What rankles many is not that Indian channels (or culture) have such an appeal but the fact that Bangladeshi channels are completely inaccessible in India. “There is no balance of power here. Why can’t I access Bangladeshi channels in Calcutta the way Indians access their channels in Dhaka?” asks Faruq Hasan, editor of Dhaka Weekend Tribune and who supported the ban on Doraemon for this reason. Writing a column on this issue last month, he argued, “The move got my support not because of its pedagogical claims or patriotic fervour, but simply because of the political response—however negligible or slight—it sends to our Big Brother Neighbour across the other side. What vexes is the utter unilateral nature of flow; not once have I seen anything from Bangladesh telecast in any part of India.” That Bangladeshis are forced to watch many of their favourite English programmes dubbed in Hindi for the benefit of Indian audiences doesn’t help either. “We don’t hold Hindi and English at the same level. There is a feeling that Hindi is shoved down our throats, that we are not given a choice,” he adds.

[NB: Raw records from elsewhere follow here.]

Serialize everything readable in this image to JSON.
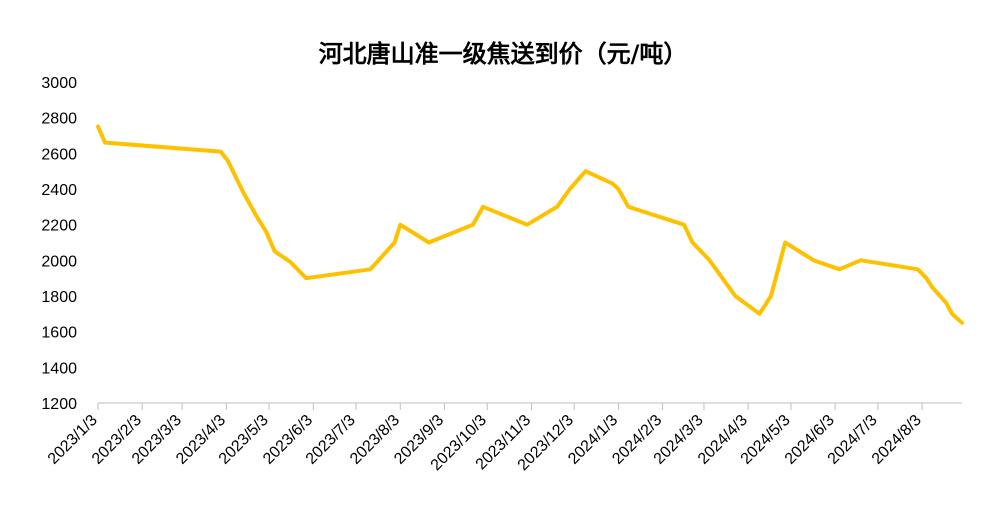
{
  "chart_data": {
    "type": "line",
    "title": "河北唐山准一级焦送到价（元/吨）",
    "xlabel": "",
    "ylabel": "",
    "ylim": [
      1200,
      3000
    ],
    "yticks": [
      1200,
      1400,
      1600,
      1800,
      2000,
      2200,
      2400,
      2600,
      2800,
      3000
    ],
    "xlim": [
      "2023-01-03",
      "2024-08-31"
    ],
    "xticks": [
      {
        "date": "2023-01-03",
        "label": "2023/1/3"
      },
      {
        "date": "2023-02-03",
        "label": "2023/2/3"
      },
      {
        "date": "2023-03-03",
        "label": "2023/3/3"
      },
      {
        "date": "2023-04-03",
        "label": "2023/4/3"
      },
      {
        "date": "2023-05-03",
        "label": "2023/5/3"
      },
      {
        "date": "2023-06-03",
        "label": "2023/6/3"
      },
      {
        "date": "2023-07-03",
        "label": "2023/7/3"
      },
      {
        "date": "2023-08-03",
        "label": "2023/8/3"
      },
      {
        "date": "2023-09-03",
        "label": "2023/9/3"
      },
      {
        "date": "2023-10-03",
        "label": "2023/10/3"
      },
      {
        "date": "2023-11-03",
        "label": "2023/11/3"
      },
      {
        "date": "2023-12-03",
        "label": "2023/12/3"
      },
      {
        "date": "2024-01-03",
        "label": "2024/1/3"
      },
      {
        "date": "2024-02-03",
        "label": "2024/2/3"
      },
      {
        "date": "2024-03-03",
        "label": "2024/3/3"
      },
      {
        "date": "2024-04-03",
        "label": "2024/4/3"
      },
      {
        "date": "2024-05-03",
        "label": "2024/5/3"
      },
      {
        "date": "2024-06-03",
        "label": "2024/6/3"
      },
      {
        "date": "2024-07-03",
        "label": "2024/7/3"
      },
      {
        "date": "2024-08-03",
        "label": "2024/8/3"
      }
    ],
    "grid": false,
    "legend": "none",
    "series": [
      {
        "color": "#FFC000",
        "points": [
          [
            "2023-01-03",
            2750
          ],
          [
            "2023-01-08",
            2660
          ],
          [
            "2023-03-30",
            2610
          ],
          [
            "2023-04-04",
            2560
          ],
          [
            "2023-04-15",
            2380
          ],
          [
            "2023-04-24",
            2250
          ],
          [
            "2023-05-01",
            2160
          ],
          [
            "2023-05-07",
            2050
          ],
          [
            "2023-05-18",
            1990
          ],
          [
            "2023-05-29",
            1900
          ],
          [
            "2023-07-13",
            1950
          ],
          [
            "2023-07-21",
            2020
          ],
          [
            "2023-07-30",
            2100
          ],
          [
            "2023-08-03",
            2200
          ],
          [
            "2023-08-23",
            2100
          ],
          [
            "2023-09-23",
            2200
          ],
          [
            "2023-09-30",
            2300
          ],
          [
            "2023-10-31",
            2200
          ],
          [
            "2023-11-21",
            2300
          ],
          [
            "2023-11-30",
            2400
          ],
          [
            "2023-12-11",
            2500
          ],
          [
            "2023-12-30",
            2430
          ],
          [
            "2024-01-03",
            2400
          ],
          [
            "2024-01-10",
            2300
          ],
          [
            "2024-02-18",
            2200
          ],
          [
            "2024-02-24",
            2100
          ],
          [
            "2024-03-07",
            2000
          ],
          [
            "2024-03-25",
            1800
          ],
          [
            "2024-04-11",
            1700
          ],
          [
            "2024-04-19",
            1800
          ],
          [
            "2024-04-29",
            2100
          ],
          [
            "2024-05-19",
            2000
          ],
          [
            "2024-06-06",
            1950
          ],
          [
            "2024-06-21",
            2000
          ],
          [
            "2024-07-31",
            1950
          ],
          [
            "2024-08-06",
            1900
          ],
          [
            "2024-08-10",
            1850
          ],
          [
            "2024-08-20",
            1760
          ],
          [
            "2024-08-24",
            1700
          ],
          [
            "2024-08-31",
            1650
          ]
        ]
      }
    ]
  }
}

Just as it teaches India to be more open to Bangladeshi cultural exports, the uproar over Doraemon has lessons for Bangladesh too, especially the need to augment its meagre offering of children-specific programming. Sisimpur, a Bengali adaptation of the American Sesame Street, and Meena, a UNICEF-sponsored series that revolves around an eponymous girl and social issues, are often cited there as an ideal way forward for children’s television entertainment. “But there is a lack of proper assessment and, certainly, there isn’t any specific policy related to children’s programming,” says S.M. Shameem Reza, associate professor of mass communication and journalism at University of Dhaka.
Evoking Hindi “cultural and linguistic hegemony” to put a lid on Doraemon also ought to make the Bangladeshis reflect on the Bengali hegemony its indigenous peoples in the Chittagong Hill Tracts are subjected to. While there is some radio programming in a few indigenous languages, says Reza, there is hardly any on television. “Certainly, there is very little for indigenous children.” Some point out that domination takes less subtle forms: like an aggressively promoted settlement of mainlanders in cht and discrimination against non-Bengalis.

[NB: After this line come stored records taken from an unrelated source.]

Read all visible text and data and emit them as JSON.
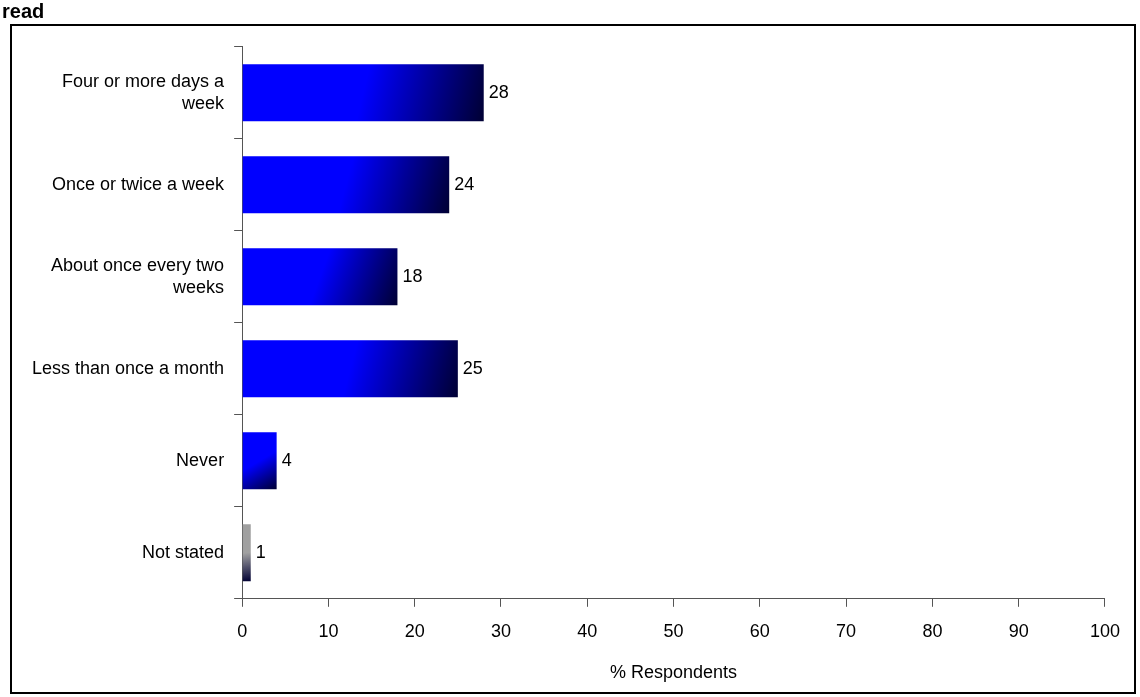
{
  "chart_data": {
    "type": "bar",
    "orientation": "horizontal",
    "title": "read",
    "xlabel": "% Respondents",
    "categories": [
      "Four or more days a week",
      "Once or twice a week",
      "About once every two weeks",
      "Less than once a month",
      "Never",
      "Not stated"
    ],
    "values": [
      28,
      24,
      18,
      25,
      4,
      1
    ],
    "colors": [
      "#0000ff",
      "#0000ff",
      "#0000ff",
      "#0000ff",
      "#0000ff",
      "#a0a0a0"
    ],
    "xlim": [
      0,
      100
    ],
    "xticks": [
      0,
      10,
      20,
      30,
      40,
      50,
      60,
      70,
      80,
      90,
      100
    ],
    "grid": false,
    "legend": false,
    "data_labels": true
  }
}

One of the rallying cries of the Shahbag movement—“Tumi ke, Aami ke? Bangali, Bangali! (Who are you? Who am I? Bengali, Bengali)—was contested by the indigenous Bangladeshis who argued that Bengali ought to be replaced with ‘Bangladeshi’ or at least make space for ‘Adivasi’. Says Hasan, “Unfortunately, in public discourse popular nationalism goes back to being Bengali and being Muslim.” Must being Bangladeshi be synonymous with being Bengali? Few would have thought a manga character could lead to such introspection on both sides of the border.